Angelus Silesius / Johannes Scheffler (1624-1677)

Seine Epigramme haben eine weite Verbreitung gefunden und sie enthalten in seinem „Cherubinischer Wandersmann“ starke mystische Ansätze – allerdings eine Mystik, die vielfach Gott und Mensch ineinander verschwimmen lässt – faszinierende Sätze, weil sie schon das kommende Denken ahnen lassen (Feuerbach, Nietzsche)(zitiert aus Kemp):

Gott mag nicht ohne mich ein einzigs Würmlein machen: / Erhalt ichs nicht mit ihm, so muß es straks zerkrachen.

Ich selbst muß Sonne sein, ich muß mit meinen Strahlen / das farbenlose Meer der ganzen Gottheit malen.

Die Mystik war es, die ihn dazu brachte, vom Protestantismus zur katholischen Kirche überzutreten. Die Protestanten würden die Vernunft vergöttern. Sein scharfer Kampf gegen die Protestanten verhinderte nicht die Aufnahme mancher Lieder in Evangelische Gesangbücher. Die Lieder atmen stärker traditionellen Geist als seine Sinnsprüche: Mir nach, spricht Christus, unser Held (385), Ich will dich lieben, meine Stärke (400), Liebe, die du mich zum Bilde deiner Gottheit hast gemacht (401), Gott, weil er groß ist (411). Weitere gab es im Gesangbuch von 1878: O du Liebe meiner Liebe (63), Tritt her, o Seel, und dank dem Herrn – für die Schöpfung (137) – und andere, eher traditionelle Texte (272, 446, 482). In dem Gesangbuch von 1834 [?] wird auch das Lied Herzallerliebster Gott wird ihm zugeschrieben. In der 5. Strophe heißt es: „Entflamme du mein Herz / mit einer reinen Liebe, / die ich sowohl an dir, /als an dem Nächsten übe.“

Liebe spielt, wie an den Anfangszeilen der Lieder schon ersichtlich, eine große Rolle. Wie in der Mystik, die Liebe der Seele zu Gott. Liebe überschreitet die Grenze – die Grenze zwischen Mensch und Gott wird überschritten.

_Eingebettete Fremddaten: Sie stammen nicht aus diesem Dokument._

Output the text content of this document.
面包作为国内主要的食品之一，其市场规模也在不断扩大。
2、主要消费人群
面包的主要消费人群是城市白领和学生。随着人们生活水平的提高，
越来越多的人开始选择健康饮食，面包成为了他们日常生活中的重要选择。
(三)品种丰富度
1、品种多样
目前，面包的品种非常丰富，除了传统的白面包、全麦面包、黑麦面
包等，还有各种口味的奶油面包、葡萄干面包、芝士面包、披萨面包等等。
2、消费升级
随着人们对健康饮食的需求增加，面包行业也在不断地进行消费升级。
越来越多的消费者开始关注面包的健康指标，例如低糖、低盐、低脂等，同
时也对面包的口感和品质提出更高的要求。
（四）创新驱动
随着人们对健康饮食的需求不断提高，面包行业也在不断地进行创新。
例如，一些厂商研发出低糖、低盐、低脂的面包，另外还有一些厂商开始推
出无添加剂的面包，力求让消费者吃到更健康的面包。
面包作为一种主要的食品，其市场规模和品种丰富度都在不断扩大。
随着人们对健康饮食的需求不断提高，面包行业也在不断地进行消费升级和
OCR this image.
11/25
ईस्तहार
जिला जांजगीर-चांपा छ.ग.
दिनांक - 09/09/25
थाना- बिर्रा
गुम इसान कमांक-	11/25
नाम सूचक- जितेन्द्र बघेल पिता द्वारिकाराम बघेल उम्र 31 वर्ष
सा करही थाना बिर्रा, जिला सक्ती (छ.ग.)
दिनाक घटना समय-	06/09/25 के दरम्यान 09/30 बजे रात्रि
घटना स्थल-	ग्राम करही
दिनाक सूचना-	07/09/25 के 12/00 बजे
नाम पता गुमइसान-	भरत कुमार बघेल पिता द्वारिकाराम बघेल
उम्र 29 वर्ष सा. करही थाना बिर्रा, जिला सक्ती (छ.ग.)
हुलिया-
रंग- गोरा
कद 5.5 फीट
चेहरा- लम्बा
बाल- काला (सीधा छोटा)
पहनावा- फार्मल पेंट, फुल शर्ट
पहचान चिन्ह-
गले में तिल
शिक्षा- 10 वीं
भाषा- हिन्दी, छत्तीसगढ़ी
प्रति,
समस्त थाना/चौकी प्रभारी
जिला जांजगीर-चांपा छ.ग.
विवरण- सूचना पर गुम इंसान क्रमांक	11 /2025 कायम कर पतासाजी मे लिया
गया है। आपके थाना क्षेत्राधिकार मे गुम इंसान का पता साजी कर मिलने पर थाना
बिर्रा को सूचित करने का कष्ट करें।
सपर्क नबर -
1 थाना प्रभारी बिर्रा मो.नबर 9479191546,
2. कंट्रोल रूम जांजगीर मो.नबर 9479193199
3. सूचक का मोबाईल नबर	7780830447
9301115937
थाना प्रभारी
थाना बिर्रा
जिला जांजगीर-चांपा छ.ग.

Daniel von Czepko (1605-1660)

War der Spiritus Rector von Angelus Silesius. Die Sinnsprüche sind ebenfalls dieser mystischen Art (zitiert aus Kemp):

Was suchst du Gott? Gott ist dir inniger als du / Daß du dich suchst, deckt Gott – drum findst du ihn nicht – zu.

Gott mußt du gleiche sein, willst du Gott recht erkennen; / Was Gott nicht ist, das muß zugrunde dir verbrennen.

Friedrich von Logau (1605-1655)

War ebenfalls Vorläufer von Angelus Silesius. Diese Epigramme sind allerdings weniger mystisch. Nur eines sei zitiert (Zitiert aus Hederer): „Der Hammer, Gottes Wort, schlägt auf des Herzens Stein; / Jetzt aber will der Stein des Hammers Hammer sein.“

Catharina Regina von Greiffenberg (1633-1694)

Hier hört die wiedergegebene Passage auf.